Scarlet left off after Scarlet saves Robin by marrying Lord Gisbourne, despite having come to realize that Robin loves her, and she him.  The drama that unfolds gave me flash back between Robin Hood movies I’ve watched and other books (mostly of a dystopian nature) I’ve read recently. Scarlet (Lady Marian) is a wonderful heroine, and maintains difficult yet loving disposition that was established in Scarlet.  This book is full of adventure, and revelation, and romance.  Oh the romance between Scarlet and Robin is wonderful, and exactly what you want to see from a classic Robin and Maid Marian.

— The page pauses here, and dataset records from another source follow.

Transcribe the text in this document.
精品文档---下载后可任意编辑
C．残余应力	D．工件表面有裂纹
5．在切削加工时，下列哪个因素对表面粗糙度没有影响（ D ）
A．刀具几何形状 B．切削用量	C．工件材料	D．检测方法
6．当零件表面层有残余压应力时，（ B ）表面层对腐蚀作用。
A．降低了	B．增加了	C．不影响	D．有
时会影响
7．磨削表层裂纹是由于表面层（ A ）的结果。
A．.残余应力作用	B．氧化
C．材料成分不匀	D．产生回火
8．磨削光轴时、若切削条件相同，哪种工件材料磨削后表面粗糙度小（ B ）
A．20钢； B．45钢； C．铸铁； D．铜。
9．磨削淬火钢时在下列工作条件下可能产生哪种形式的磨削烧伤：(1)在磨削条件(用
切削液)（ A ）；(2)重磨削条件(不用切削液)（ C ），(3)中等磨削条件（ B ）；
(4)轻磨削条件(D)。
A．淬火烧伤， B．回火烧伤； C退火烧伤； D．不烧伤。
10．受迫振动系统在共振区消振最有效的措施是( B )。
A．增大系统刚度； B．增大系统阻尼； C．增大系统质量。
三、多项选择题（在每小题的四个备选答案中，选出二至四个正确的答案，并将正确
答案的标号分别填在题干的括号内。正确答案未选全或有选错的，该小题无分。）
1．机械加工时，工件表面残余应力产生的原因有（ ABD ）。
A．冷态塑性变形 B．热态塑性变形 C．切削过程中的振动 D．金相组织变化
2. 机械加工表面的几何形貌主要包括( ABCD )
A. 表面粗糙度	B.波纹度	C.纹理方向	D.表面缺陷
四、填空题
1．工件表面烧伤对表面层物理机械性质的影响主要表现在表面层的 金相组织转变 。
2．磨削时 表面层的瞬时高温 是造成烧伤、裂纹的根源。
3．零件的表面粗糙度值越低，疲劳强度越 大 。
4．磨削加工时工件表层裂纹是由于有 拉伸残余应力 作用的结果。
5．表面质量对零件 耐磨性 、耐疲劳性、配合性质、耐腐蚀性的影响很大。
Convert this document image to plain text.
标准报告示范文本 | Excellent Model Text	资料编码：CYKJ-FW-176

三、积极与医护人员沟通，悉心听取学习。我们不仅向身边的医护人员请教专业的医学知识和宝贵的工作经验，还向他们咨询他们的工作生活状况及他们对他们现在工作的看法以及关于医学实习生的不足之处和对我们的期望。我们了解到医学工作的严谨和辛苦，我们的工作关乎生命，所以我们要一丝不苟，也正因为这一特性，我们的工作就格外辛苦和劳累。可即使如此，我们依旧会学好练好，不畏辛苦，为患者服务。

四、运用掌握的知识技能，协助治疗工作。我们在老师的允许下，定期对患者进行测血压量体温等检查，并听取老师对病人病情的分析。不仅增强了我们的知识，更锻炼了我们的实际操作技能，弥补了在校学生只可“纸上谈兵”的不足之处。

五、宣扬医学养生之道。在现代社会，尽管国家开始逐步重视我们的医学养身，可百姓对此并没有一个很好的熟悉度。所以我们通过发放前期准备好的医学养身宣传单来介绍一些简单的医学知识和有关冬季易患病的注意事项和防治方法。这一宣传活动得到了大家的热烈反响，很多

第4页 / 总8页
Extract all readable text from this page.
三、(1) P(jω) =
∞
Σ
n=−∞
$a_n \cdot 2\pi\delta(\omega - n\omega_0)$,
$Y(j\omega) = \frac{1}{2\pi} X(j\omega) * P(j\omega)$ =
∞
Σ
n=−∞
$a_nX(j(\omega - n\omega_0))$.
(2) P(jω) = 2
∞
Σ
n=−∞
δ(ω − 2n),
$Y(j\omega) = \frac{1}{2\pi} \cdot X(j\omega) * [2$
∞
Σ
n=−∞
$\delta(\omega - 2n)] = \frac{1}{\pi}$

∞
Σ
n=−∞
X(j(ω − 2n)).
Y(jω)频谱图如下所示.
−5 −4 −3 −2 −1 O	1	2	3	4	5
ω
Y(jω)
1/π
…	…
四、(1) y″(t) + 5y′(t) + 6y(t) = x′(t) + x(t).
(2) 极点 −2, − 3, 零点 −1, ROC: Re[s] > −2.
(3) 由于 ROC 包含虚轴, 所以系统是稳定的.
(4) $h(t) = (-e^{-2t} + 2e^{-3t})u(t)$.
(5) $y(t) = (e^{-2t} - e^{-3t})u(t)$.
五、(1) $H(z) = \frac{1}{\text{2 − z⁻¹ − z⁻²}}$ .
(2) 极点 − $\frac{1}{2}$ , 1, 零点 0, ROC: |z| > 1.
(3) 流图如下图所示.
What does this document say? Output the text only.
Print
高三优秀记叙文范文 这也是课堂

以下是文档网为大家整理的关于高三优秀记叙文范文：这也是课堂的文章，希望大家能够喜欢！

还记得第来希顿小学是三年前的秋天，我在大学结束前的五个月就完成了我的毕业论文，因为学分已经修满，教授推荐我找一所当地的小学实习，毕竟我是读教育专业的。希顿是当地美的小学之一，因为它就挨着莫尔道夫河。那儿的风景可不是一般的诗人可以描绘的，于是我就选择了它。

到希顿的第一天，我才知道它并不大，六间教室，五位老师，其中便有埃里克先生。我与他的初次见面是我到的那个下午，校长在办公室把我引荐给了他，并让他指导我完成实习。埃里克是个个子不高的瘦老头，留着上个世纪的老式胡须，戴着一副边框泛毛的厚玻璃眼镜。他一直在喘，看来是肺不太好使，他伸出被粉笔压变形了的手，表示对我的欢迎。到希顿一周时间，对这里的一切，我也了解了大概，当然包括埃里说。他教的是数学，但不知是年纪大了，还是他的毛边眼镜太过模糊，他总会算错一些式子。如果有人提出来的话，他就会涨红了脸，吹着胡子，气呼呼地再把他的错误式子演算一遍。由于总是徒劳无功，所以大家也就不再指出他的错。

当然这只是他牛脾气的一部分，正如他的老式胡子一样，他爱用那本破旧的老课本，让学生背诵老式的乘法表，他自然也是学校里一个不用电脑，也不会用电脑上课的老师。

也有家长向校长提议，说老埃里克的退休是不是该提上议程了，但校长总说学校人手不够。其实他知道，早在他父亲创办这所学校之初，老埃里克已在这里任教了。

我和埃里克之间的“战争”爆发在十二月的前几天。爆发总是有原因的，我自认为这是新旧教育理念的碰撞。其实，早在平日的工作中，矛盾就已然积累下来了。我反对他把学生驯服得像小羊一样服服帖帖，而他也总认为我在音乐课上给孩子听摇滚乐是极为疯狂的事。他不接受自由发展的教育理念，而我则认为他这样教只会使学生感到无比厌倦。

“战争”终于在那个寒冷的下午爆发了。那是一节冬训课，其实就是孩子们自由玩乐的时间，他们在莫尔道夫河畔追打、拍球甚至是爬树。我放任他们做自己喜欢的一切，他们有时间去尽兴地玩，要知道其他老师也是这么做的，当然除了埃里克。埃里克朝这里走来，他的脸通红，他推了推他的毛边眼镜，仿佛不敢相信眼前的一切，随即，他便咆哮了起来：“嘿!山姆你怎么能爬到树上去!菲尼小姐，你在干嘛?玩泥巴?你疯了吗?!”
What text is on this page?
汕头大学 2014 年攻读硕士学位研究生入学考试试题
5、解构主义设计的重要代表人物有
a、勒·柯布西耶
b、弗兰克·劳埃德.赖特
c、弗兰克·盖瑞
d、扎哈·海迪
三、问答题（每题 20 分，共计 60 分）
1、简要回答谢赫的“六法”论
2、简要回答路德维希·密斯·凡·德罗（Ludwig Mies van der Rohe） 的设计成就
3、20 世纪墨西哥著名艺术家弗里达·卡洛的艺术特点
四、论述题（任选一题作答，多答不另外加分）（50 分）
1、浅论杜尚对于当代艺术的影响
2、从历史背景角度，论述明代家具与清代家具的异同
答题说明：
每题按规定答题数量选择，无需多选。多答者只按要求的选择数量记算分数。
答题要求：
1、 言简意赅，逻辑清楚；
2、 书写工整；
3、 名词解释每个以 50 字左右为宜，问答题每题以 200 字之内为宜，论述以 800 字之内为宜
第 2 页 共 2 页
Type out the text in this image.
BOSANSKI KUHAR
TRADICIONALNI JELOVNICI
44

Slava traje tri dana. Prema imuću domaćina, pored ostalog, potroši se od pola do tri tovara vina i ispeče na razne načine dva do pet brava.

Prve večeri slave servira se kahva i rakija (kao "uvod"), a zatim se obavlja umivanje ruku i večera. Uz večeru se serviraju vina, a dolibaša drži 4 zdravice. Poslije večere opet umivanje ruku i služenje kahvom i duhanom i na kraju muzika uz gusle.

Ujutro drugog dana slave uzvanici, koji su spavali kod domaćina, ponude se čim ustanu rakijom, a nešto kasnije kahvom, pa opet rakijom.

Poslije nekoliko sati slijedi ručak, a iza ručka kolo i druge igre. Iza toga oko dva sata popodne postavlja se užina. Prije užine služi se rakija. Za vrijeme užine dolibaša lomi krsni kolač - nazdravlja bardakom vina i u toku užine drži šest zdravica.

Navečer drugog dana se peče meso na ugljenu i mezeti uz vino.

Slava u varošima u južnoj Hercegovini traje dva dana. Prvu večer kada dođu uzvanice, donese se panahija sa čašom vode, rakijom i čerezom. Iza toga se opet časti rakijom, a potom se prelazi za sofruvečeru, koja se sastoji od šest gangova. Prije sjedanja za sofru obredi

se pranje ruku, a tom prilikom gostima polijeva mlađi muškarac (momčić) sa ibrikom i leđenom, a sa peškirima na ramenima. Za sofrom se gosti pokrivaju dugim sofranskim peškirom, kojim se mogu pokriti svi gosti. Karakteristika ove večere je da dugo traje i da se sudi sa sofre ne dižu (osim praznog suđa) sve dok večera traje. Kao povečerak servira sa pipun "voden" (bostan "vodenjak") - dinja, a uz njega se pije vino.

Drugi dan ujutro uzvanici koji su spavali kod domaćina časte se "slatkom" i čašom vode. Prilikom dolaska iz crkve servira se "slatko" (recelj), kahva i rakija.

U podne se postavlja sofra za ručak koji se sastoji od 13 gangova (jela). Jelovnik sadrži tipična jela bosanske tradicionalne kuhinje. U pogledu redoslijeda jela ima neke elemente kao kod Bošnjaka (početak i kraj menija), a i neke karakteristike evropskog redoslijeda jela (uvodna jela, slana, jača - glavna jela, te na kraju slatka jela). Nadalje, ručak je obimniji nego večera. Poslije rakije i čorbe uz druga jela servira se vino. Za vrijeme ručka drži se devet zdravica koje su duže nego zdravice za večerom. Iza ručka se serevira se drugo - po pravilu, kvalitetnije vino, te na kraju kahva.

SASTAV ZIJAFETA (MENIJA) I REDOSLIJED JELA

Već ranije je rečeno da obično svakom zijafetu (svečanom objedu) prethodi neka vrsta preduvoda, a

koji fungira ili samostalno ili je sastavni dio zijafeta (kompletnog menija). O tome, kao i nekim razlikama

The ending of this book is shocking, and in no way will give you flashbacks of of Disney foxes we grew up on.  And what would a good middle book be without one big whopper of a cliffhanger, eh?  It is totally worth it though.  The story of Robin and Scarlet has started to take on a shape of its own and I absolutely cannot wait for the next book already.
This book is suitable for young adults; high school age and above.  I would have no hesitancy in letting my 9th grader (if I had a 9th grader) read this book.  Well, there is violence, but only of the nature you would expect from a Robin Hood story.